You can specify which tools appear on a toolbar, change the toolbar orientation, and combine or separate toolbars.
To specify which tools appear on a toolbar, click the triangle at the end of the toolbar, select Customize, and select tools. The menu contains options specific to the toolbar.
To move a toolbar, drag its title bar.
To combine toolbars, click the gripper area of a toolbar, and drag the toolbar on top of another or along the same edge of the application window (Windows®) or screen (Mac OS®).
To switch a toolbar to a floating panel, click the gripper area of the toolbar and drag the toolbar away from the edge of the application window (Windows) or screen (Mac OS).
To separate a grouped toolbar, click the gripper area of the toolbar, and drag the toolbar away from the group. Dragging a toolbar out of an existing group creates a new toolbar.
The Tool Hints panel describes how modifier keys work with the selected tool.
Choose Window > Utilities > Tool Hints to display the Tool Hints panel.
Select a tool in the toolbox to view a description of that tool and its modifier keys and shortcuts.
Unlike the menus that appear at the top of your screen, context-sensitive menus display commands related to the active tool or selection. You can use context menus as a quick way to choose commonly used commands.
(Mac OS) If you don’t have a two-button mouse, you can display a context menu by pressing the Control key as you click with the mouse.
Hiding and colorizing menu commands is a way to remove menu clutter and emphasize commands you frequently use. Note that hiding menu commands simply removes the menu command from view; it doesn’t disable any features. At any time, you can view hidden commands by selecting the Show All Menu Items command at the bottom of a menu, or you can choose Window > Workspace > Show Full Menus to show all the menus for the selected workspace. You can include customized menus in workspaces you save.

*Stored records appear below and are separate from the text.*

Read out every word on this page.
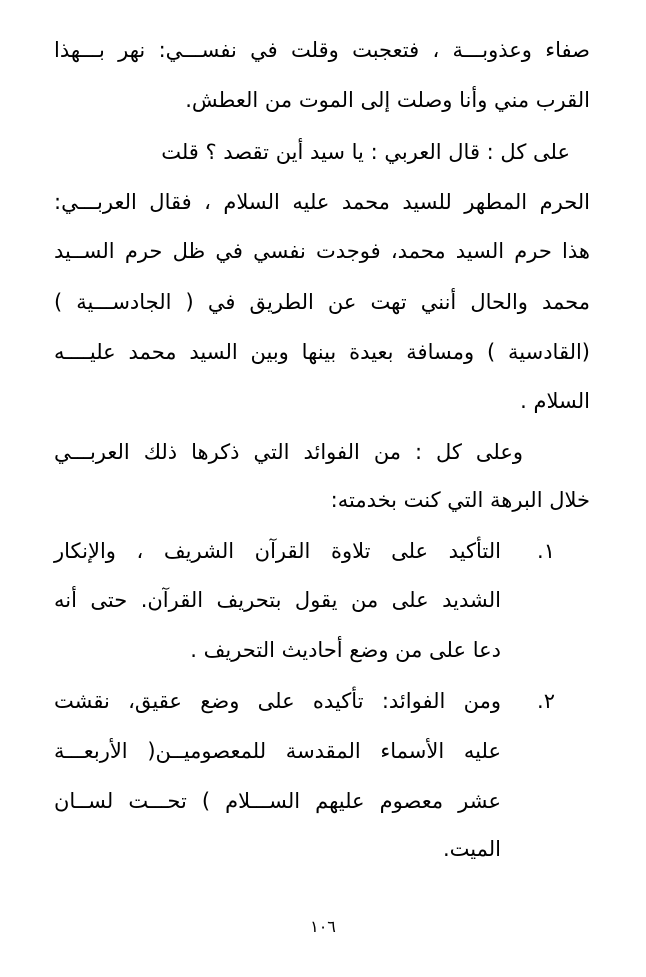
صفاء وعذوبـــة ، فتعجبت وقلت في نفســـي: نهر بـــهذا
القرب مني وأنا وصلت إلى الموت من العطش.
على كل : قال العربي : يا سيد أين تقصد ؟ قلت
الحرم المطهر للسيد محمد عليه السلام ، فقال العربـــي:
هذا حرم السيد محمد، فوجدت نفسي في ظل حرم الســيد
محمد والحال أنني تهت عن الطريق في ( الجادســـية )
(القادسية ) ومسافة بعيدة بينها وبين السيد محمد عليــــه
السلام .
وعلى كل : من الفوائد التي ذكرها ذلك العربـــي
خلال البرهة التي كنت بخدمته:
١.
التأكيد على تلاوة القرآن الشريف ، والإنكار
الشديد على من يقول بتحريف القرآن. حتى أنه
دعا على من وضع أحاديث التحريف .
٢.
ومن الفوائد: تأكيده على وضع عقيق، نقشت
عليه الأسماء المقدسة للمعصوميــن( الأربعـــة
عشر معصوم عليهم الســـلام ) تحـــت لســان
الميت.
١٠٦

You can customize the main menu, context menus, and panel menus. Context menus appear when you right-click (Windows) or Control-click (Mac OS) an area. Panel menus appear when you click the icon in the upper right of a panel.
If you select a different workspace, such as Getting Started, some menu commands are hidden. To display menu commands, choose Show All Menu Items at the bottom of the menu, or choose a different workspace, such as Advanced.

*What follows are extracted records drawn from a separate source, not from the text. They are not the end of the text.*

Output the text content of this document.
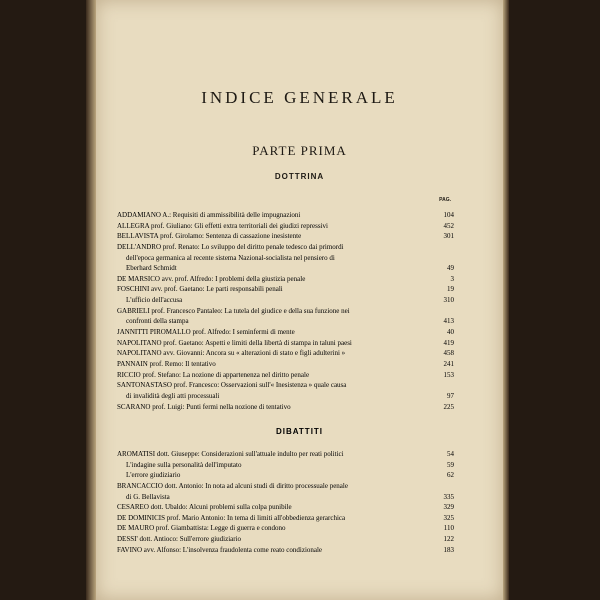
INDICE GENERALE
PARTE PRIMA
DOTTRINA
PAG.
ADDAMIANO A.: Requisiti di ammissibilità delle impugnazioni	104
ALLEGRA prof. Giuliano: Gli effetti extra territoriali dei giudizi repressivi	452
BELLAVISTA prof. Girolamo: Sentenza di cassazione inesistente	301
DELL'ANDRO prof. Renato: Lo sviluppo del diritto penale tedesco dai primordi
dell'epoca germanica al recente sistema Nazional-socialista nel pensiero di
Eberhard Schmidt	49
DE MARSICO avv. prof. Alfredo: I problemi della giustizia penale	3
FOSCHINI avv. prof. Gaetano: Le parti responsabili penali	19
L'ufficio dell'accusa	310
GABRIELI prof. Francesco Pantaleo: La tutela del giudice e della sua funzione nei
confronti della stampa	413
JANNITTI PIROMALLO prof. Alfredo: I seminfermi di mente	40
NAPOLITANO prof. Gaetano: Aspetti e limiti della libertà di stampa in taluni paesi	419
NAPOLITANO avv. Giovanni: Ancora su « alterazioni di stato e figli adulterini »	458
PANNAIN prof. Remo: Il tentativo	241
RICCIO prof. Stefano: La nozione di appartenenza nel diritto penale	153
SANTONASTASO prof. Francesco: Osservazioni sull'« Inesistenza » quale causa
di invalidità degli atti processuali	97
SCARANO prof. Luigi: Punti fermi nella nozione di tentativo	225
DIBATTITI
AROMATISI dott. Giuseppe: Considerazioni sull'attuale indulto per reati politici	54
L'indagine sulla personalità dell'imputato	59
L'errore giudiziario	62
BRANCACCIO dott. Antonio: In nota ad alcuni studi di diritto processuale penale
di G. Bellavista	335
CESAREO dott. Ubaldo: Alcuni problemi sulla colpa punibile	329
DE DOMINICIS prof. Mario Antonio: In tema di limiti all'obbedienza gerarchica	325
DE MAURO prof. Giambattista: Legge di guerra e condono	110
DESSI' dott. Antioco: Sull'errore giudiziario	122
FAVINO avv. Alfonso: L'insolvenza fraudolenta come reato condizionale	183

You cannot edit the default menu set.
To edit a menu set, change the visibility or color of menu commands, click Save, and then click OK.
To delete a menu set, click Delete and then click Yes. If you’ve modified the menu set without saving it, you’re prompted to save the current menu set. Click Yes to save the menu set, or click No to discard changes.
Holding down Ctrl (Windows) or Command (Mac OS) and clicking a menu name temporarily displays any menu commands you’ve hidden by customizing menus.
InCopy provides keyboard shortcuts for many menu commands, options, scripts, and controls. You can also define your own keyboard shortcuts. Using the Keyboard Shortcuts dialog box, you can:
Choose the set you want to use.
View existing shortcut commands.
Generate a complete list of shortcuts.
Create your own shortcuts and shortcut sets.
Edit current shortcuts.
The Keyboard Shortcuts dialog box also lists all commands that can accept shortcuts but don’t have shortcuts defined for them in the default shortcut set.
A text file opens with all current and undefined shortcuts for that set.
You can make changes to the Default shortcut set, but it’s not recommended. Instead, edit a copy of the Default shortcut set.
Assigning single-key shortcuts to menu commands interferes with entering text. If an insertion point is active when you type a single-key shortcut, InCopy carries out the command instead of inserting the character.
Click Assign to create a new shortcut where none currently exists.
Click Assign to add another shortcut to the command.